White As Snow

It snowed last night: a soft, deep snow.  In the morning light, the fields around our home glistened in the beauty and newness of its smooth, white covering as fresh, cold, clean air assaulted my senses.   Snow can change a landscape overnight like nothing else can.

David writes: ‘Cleanse me with hyssop and I will be clean; wash me and I will be whiter than snow’ (Psalm 51:7).  In its simplest form, that is the Gospel: that through the sacrifice of His Son, God has changed the landscape, and that we now glisten in the newness of our identity in Christ.

Yet, as I shared last week, that newness, that fresh clean covering, has been assaulted; frequently by those closest to us.  As we have sought their love and their acceptance, it is subsequently their rejections that have hurt us the most.  And so Jesus teaches us that we are to forgive just as we have been forgiven.

We tend to misinterpret His meaning here, wrongly assuming that our forgiveness by Him is conditional on our efforts.  That teaching, however, flies in the face of so much of the rest of the Gospel teaching.  So what are we to understand about forgiving others?

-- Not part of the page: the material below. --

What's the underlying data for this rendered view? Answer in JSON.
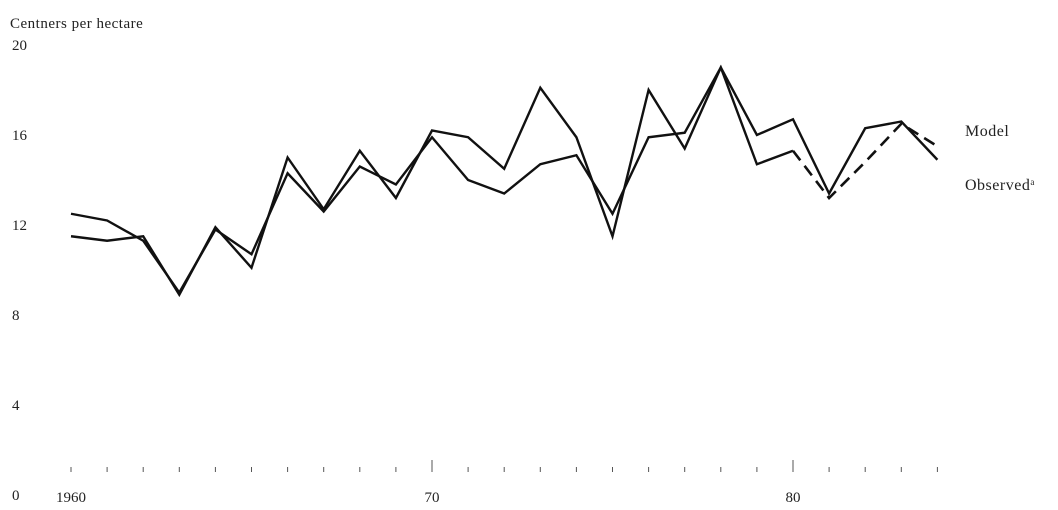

I believe part of the answer lies in the snow. There is this moment, when you first walk out your front door, that the beauty of a new snow just overwhelms you.  But then you start walking in it and driving in it and it becomes slick and cold and dirty.  The calmness gives way to chaos.  That, I believe, is what happens with our own unforgiveness.  It makes His forgiveness, and the life that we have in Him, very difficult to walk in.  It dirties the snow, melts it, and causes us to question what we ever loved of it in the first place

God doesn’t command us to forgive as a condition, he invites us into the beauty and the majesty of forgiveness as an opportunity to once again taste of the cool, clean, fresh air of a winter snow.